Educators’ Lounge will therefore be a one-stop social platform aimed at educators to facilitate the sharing of learning materials whilst encouraging socialising with their peers. In a nutshell, it is a fusion between Facebook and Pinterest for educators. The aim is to promote a safe environment where educators share their work (such as lesson plans and videos) as open-source, thus contributing and benefiting from each other’s work. The platform has three main aspects: 1) the collection of personal or shared boards with a compilation of interesting materials the user creates or finds and saves; 2) the option to use templates for creating new education material; and 3) a discussion forum where educators can discuss different topics, brainstorm and share their ideas.

User engagement, participation and feedback will be a fundamental measure of the success of this solution.

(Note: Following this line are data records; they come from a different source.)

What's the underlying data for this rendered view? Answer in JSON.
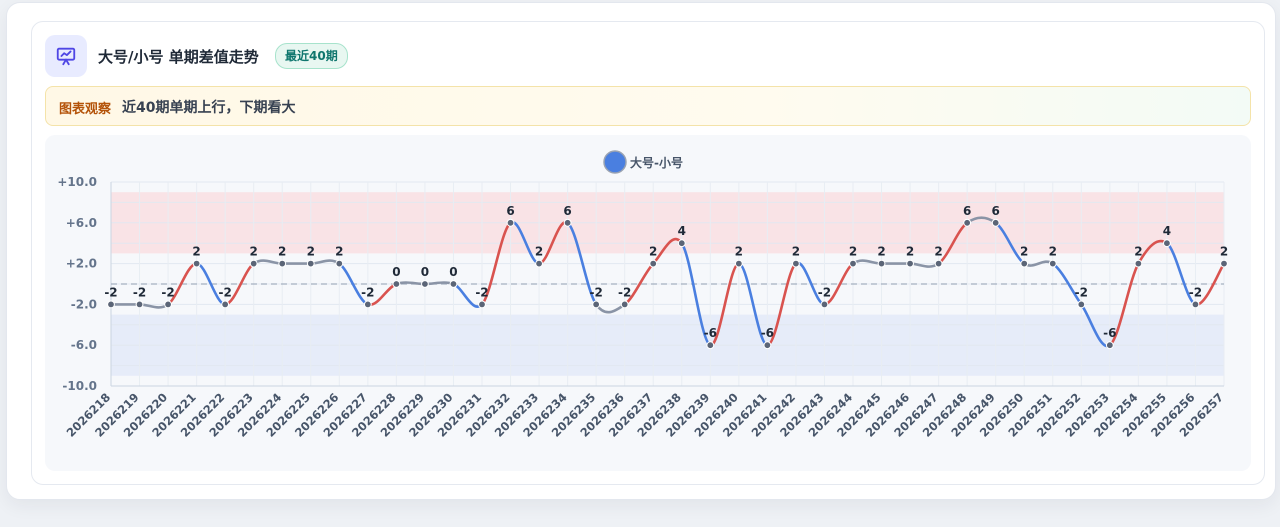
{
  "header": {
    "title": "大号/小号 单期差值走势",
    "badge": "最近40期",
    "icon": "chart-presentation-icon"
  },
  "observation": {
    "label": "图表观察",
    "text": "近40期单期上行，下期看大"
  },
  "colors": {
    "up": "#d9534f",
    "down": "#4a7fe0",
    "flat": "#8a94a6",
    "legend": "#4a7fe0",
    "band_top": "#f9e3e6",
    "band_bottom": "#e6ecf9",
    "icon_accent": "#4f46e5"
  },
  "chart_data": {
    "type": "line",
    "legend": [
      "大号-小号"
    ],
    "legend_position": "top-center",
    "grid": true,
    "ylim": [
      -10,
      10
    ],
    "yticks": [
      "+10.0",
      "+6.0",
      "+2.0",
      "-2.0",
      "-6.0",
      "-10.0"
    ],
    "reference_line": 0,
    "x": [
      "2026218",
      "2026219",
      "2026220",
      "2026221",
      "2026222",
      "2026223",
      "2026224",
      "2026225",
      "2026226",
      "2026227",
      "2026228",
      "2026229",
      "2026230",
      "2026231",
      "2026232",
      "2026233",
      "2026234",
      "2026235",
      "2026236",
      "2026237",
      "2026238",
      "2026239",
      "2026240",
      "2026241",
      "2026242",
      "2026243",
      "2026244",
      "2026245",
      "2026246",
      "2026247",
      "2026248",
      "2026249",
      "2026250",
      "2026251",
      "2026252",
      "2026253",
      "2026254",
      "2026255",
      "2026256",
      "2026257"
    ],
    "series": [
      {
        "name": "大号-小号",
        "values": [
          -2,
          -2,
          -2,
          2,
          -2,
          2,
          2,
          2,
          2,
          -2,
          0,
          0,
          0,
          -2,
          6,
          2,
          6,
          -2,
          -2,
          2,
          4,
          -6,
          2,
          -6,
          2,
          -2,
          2,
          2,
          2,
          2,
          6,
          6,
          2,
          2,
          -2,
          -6,
          2,
          4,
          -2,
          2
        ]
      }
    ]
  }
}
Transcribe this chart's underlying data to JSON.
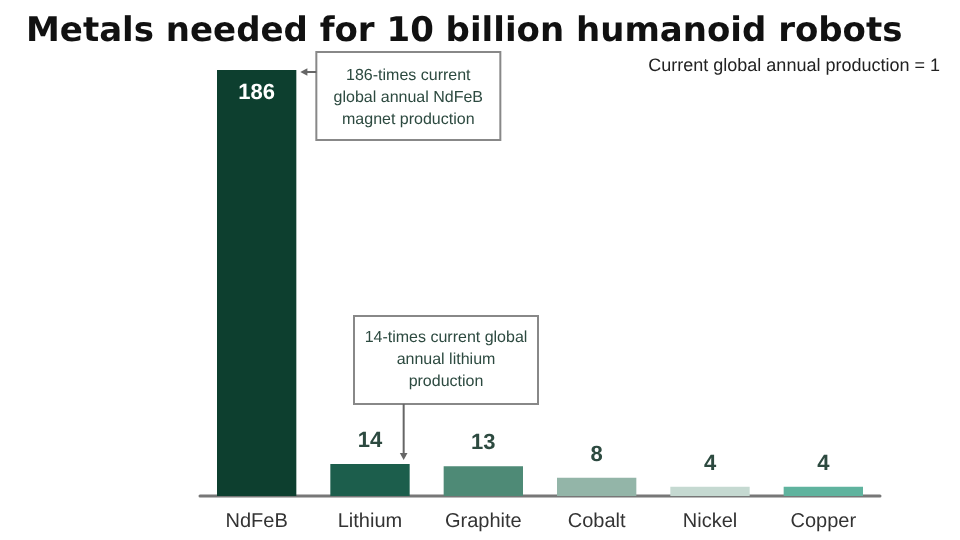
{
  "chart_data": {
    "type": "bar",
    "title": "Metals needed for 10 billion humanoid robots",
    "categories": [
      "NdFeB",
      "Lithium",
      "Graphite",
      "Cobalt",
      "Nickel",
      "Copper"
    ],
    "values": [
      186,
      14,
      13,
      8,
      4,
      4
    ],
    "colors": [
      "#0d3f2f",
      "#1c5e4c",
      "#4e8a76",
      "#93b5a8",
      "#c5d9d1",
      "#5fb39e"
    ],
    "data_labels": true,
    "grid": false,
    "annotations": [
      "Current global annual production = 1",
      "186-times current global annual NdFeB magnet production",
      "14-times current global annual lithium production"
    ]
  }
}
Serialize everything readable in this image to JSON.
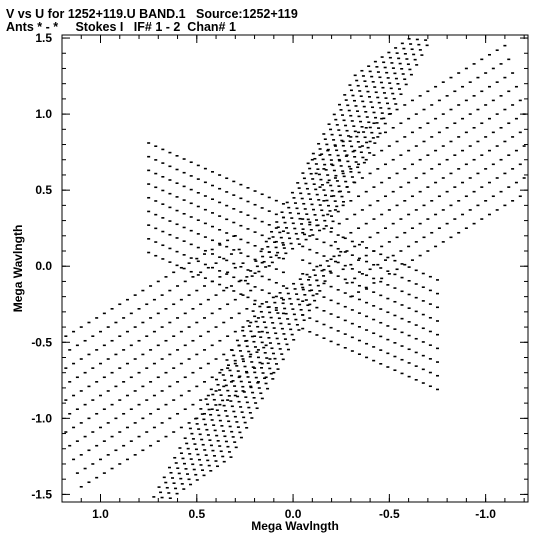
{
  "header": {
    "line1": "V vs U for 1252+119.U BAND.1   Source:1252+119",
    "line2": "Ants * - *     Stokes I   IF# 1 - 2  Chan# 1"
  },
  "chart_data": {
    "type": "scatter",
    "title": "V vs U for 1252+119.U BAND.1   Source:1252+119",
    "subtitle": "Ants * - *     Stokes I   IF# 1 - 2  Chan# 1",
    "xlabel": "Mega Wavlngth",
    "ylabel": "Mega Wavlngth",
    "xlim": [
      1.2,
      -1.22
    ],
    "ylim": [
      -1.55,
      1.52
    ],
    "x_inverted": true,
    "grid": false,
    "legend": "none",
    "x_ticks": [
      1.0,
      0.5,
      0.0,
      -0.5,
      -1.0
    ],
    "x_tick_labels": [
      "1.0",
      "0.5",
      "0.0",
      "-0.5",
      "-1.0"
    ],
    "y_ticks": [
      1.5,
      1.0,
      0.5,
      0.0,
      -0.5,
      -1.0,
      -1.5
    ],
    "y_tick_labels": [
      "1.5",
      "1.0",
      "0.5",
      "0.0",
      "-0.5",
      "-1.0",
      "-1.5"
    ],
    "marker_color": "#000000",
    "point_sets": [
      {
        "name": "tracks-right",
        "start": [
          -0.2,
          0.25
        ],
        "end": [
          -1.2,
          1.0
        ],
        "tracks": 11,
        "step": [
          -0.02,
          -0.09
        ],
        "points": 26,
        "arc": 0.0
      },
      {
        "name": "tracks-left",
        "start": [
          0.2,
          -0.25
        ],
        "end": [
          1.2,
          -1.0
        ],
        "tracks": 11,
        "step": [
          0.02,
          0.09
        ],
        "points": 26,
        "arc": 0.0
      },
      {
        "name": "vertical-up",
        "start": [
          0.02,
          0.1
        ],
        "end": [
          -0.55,
          1.45
        ],
        "tracks": 14,
        "step": [
          0.035,
          -0.03
        ],
        "points": 22,
        "arc": 0.0
      },
      {
        "name": "vertical-down",
        "start": [
          -0.02,
          -0.1
        ],
        "end": [
          0.55,
          -1.45
        ],
        "tracks": 14,
        "step": [
          -0.035,
          0.03
        ],
        "points": 22,
        "arc": 0.0
      },
      {
        "name": "diag-upper-left",
        "start": [
          0.05,
          0.05
        ],
        "end": [
          0.75,
          0.45
        ],
        "tracks": 9,
        "step": [
          0.0,
          -0.09
        ],
        "points": 20,
        "arc": 0.0
      },
      {
        "name": "diag-lower-right",
        "start": [
          -0.05,
          -0.05
        ],
        "end": [
          -0.75,
          -0.45
        ],
        "tracks": 9,
        "step": [
          0.0,
          0.09
        ],
        "points": 20,
        "arc": 0.0
      }
    ]
  }
}
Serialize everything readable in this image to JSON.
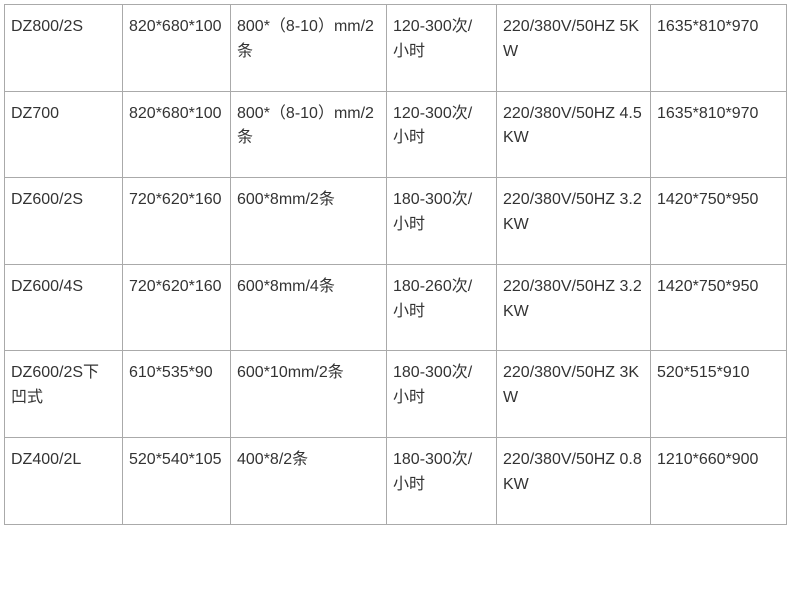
{
  "table": {
    "columns": [
      0,
      1,
      2,
      3,
      4,
      5
    ],
    "rows": [
      {
        "c0": "DZ800/2S",
        "c1": "820*680*100",
        "c2": "800*（8-10）mm/2条",
        "c3": "120-300次/小时",
        "c4": "220/380V/50HZ  5KW",
        "c5": "1635*810*970"
      },
      {
        "c0": "DZ700",
        "c1": "820*680*100",
        "c2": "800*（8-10）mm/2条",
        "c3": "120-300次/小时",
        "c4": "220/380V/50HZ  4.5KW",
        "c5": "1635*810*970"
      },
      {
        "c0": "DZ600/2S",
        "c1": "720*620*160",
        "c2": "600*8mm/2条",
        "c3": "180-300次/小时",
        "c4": "220/380V/50HZ  3.2KW",
        "c5": "1420*750*950"
      },
      {
        "c0": "DZ600/4S",
        "c1": "720*620*160",
        "c2": "600*8mm/4条",
        "c3": "180-260次/小时",
        "c4": "220/380V/50HZ  3.2KW",
        "c5": "1420*750*950"
      },
      {
        "c0": "DZ600/2S下凹式",
        "c1": "610*535*90",
        "c2": "600*10mm/2条",
        "c3": "180-300次/小时",
        "c4": "220/380V/50HZ  3KW",
        "c5": "520*515*910"
      },
      {
        "c0": "DZ400/2L",
        "c1": "520*540*105",
        "c2": "400*8/2条",
        "c3": "180-300次/小时",
        "c4": "220/380V/50HZ  0.8KW",
        "c5": "1210*660*900"
      }
    ]
  }
}
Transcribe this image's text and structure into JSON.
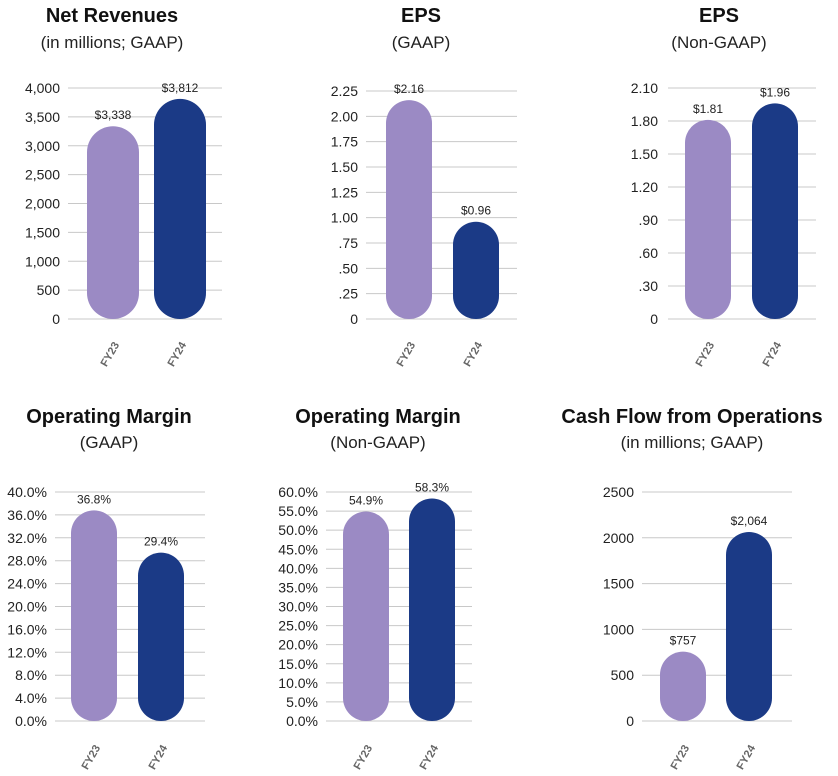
{
  "colors": {
    "FY23": "#9b8ac4",
    "FY24": "#1b3a86",
    "grid": "#c8c8c8"
  },
  "chart_data": [
    {
      "type": "bar",
      "title": "Net Revenues",
      "subtitle": "(in millions; GAAP)",
      "categories": [
        "FY23",
        "FY24"
      ],
      "values": [
        3338,
        3812
      ],
      "data_labels": [
        "$3,338",
        "$3,812"
      ],
      "yticks": [
        "4,000",
        "3,500",
        "3,000",
        "2,500",
        "2,000",
        "1,500",
        "1,000",
        "500",
        "0"
      ],
      "ylim": [
        0,
        4000
      ],
      "grid": true
    },
    {
      "type": "bar",
      "title": "EPS",
      "subtitle": "(GAAP)",
      "categories": [
        "FY23",
        "FY24"
      ],
      "values": [
        2.16,
        0.96
      ],
      "data_labels": [
        "$2.16",
        "$0.96"
      ],
      "yticks": [
        "2.25",
        "2.00",
        "1.75",
        "1.50",
        "1.25",
        "1.00",
        ".75",
        ".50",
        ".25",
        "0"
      ],
      "ylim": [
        0,
        2.25
      ],
      "grid": true
    },
    {
      "type": "bar",
      "title": "EPS",
      "subtitle": "(Non-GAAP)",
      "categories": [
        "FY23",
        "FY24"
      ],
      "values": [
        1.81,
        1.96
      ],
      "data_labels": [
        "$1.81",
        "$1.96"
      ],
      "yticks": [
        "2.10",
        "1.80",
        "1.50",
        "1.20",
        ".90",
        ".60",
        ".30",
        "0"
      ],
      "ylim": [
        0,
        2.1
      ],
      "grid": true
    },
    {
      "type": "bar",
      "title": "Operating Margin",
      "subtitle": "(GAAP)",
      "categories": [
        "FY23",
        "FY24"
      ],
      "values": [
        36.8,
        29.4
      ],
      "data_labels": [
        "36.8%",
        "29.4%"
      ],
      "yticks": [
        "40.0%",
        "36.0%",
        "32.0%",
        "28.0%",
        "24.0%",
        "20.0%",
        "16.0%",
        "12.0%",
        "8.0%",
        "4.0%",
        "0.0%"
      ],
      "ylim": [
        0,
        40
      ],
      "grid": true
    },
    {
      "type": "bar",
      "title": "Operating Margin",
      "subtitle": "(Non-GAAP)",
      "categories": [
        "FY23",
        "FY24"
      ],
      "values": [
        54.9,
        58.3
      ],
      "data_labels": [
        "54.9%",
        "58.3%"
      ],
      "yticks": [
        "60.0%",
        "55.0%",
        "50.0%",
        "45.0%",
        "40.0%",
        "35.0%",
        "30.0%",
        "25.0%",
        "20.0%",
        "15.0%",
        "10.0%",
        "5.0%",
        "0.0%"
      ],
      "ylim": [
        0,
        60
      ],
      "grid": true
    },
    {
      "type": "bar",
      "title": "Cash Flow from Operations",
      "subtitle": "(in millions; GAAP)",
      "categories": [
        "FY23",
        "FY24"
      ],
      "values": [
        757,
        2064
      ],
      "data_labels": [
        "$757",
        "$2,064"
      ],
      "yticks": [
        "2500",
        "2000",
        "1500",
        "1000",
        "500",
        "0"
      ],
      "ylim": [
        0,
        2500
      ],
      "grid": true
    }
  ]
}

This platform is a paradigm for “content is king” and the more quality content uploaded and shared, the more user engagement is generated. The platform is built in a way that quality content is recognised (by ratings, mentions, and shares) thus encouraging users to upload and share their creations, knowing that apart from helping other professionals, they themselves can benefit from suggestions to improve the same content. Our motto is: “Sharing is caring, but it’s also rewarding!”


 

What's next?

The awarding ceremony for DigiEduHack 2020 will take place online in April. Shortly after, all the Global Award winning teams are expected to start developing forward their solutions. The three DigiEduHAck 2020 Global Award winning teams are all structured very differently, with different aims and different access to resources. Moving a hackathon solution to an implementable project will take time. But all the winning team members are all motived.

Indeed, together we redefine learning.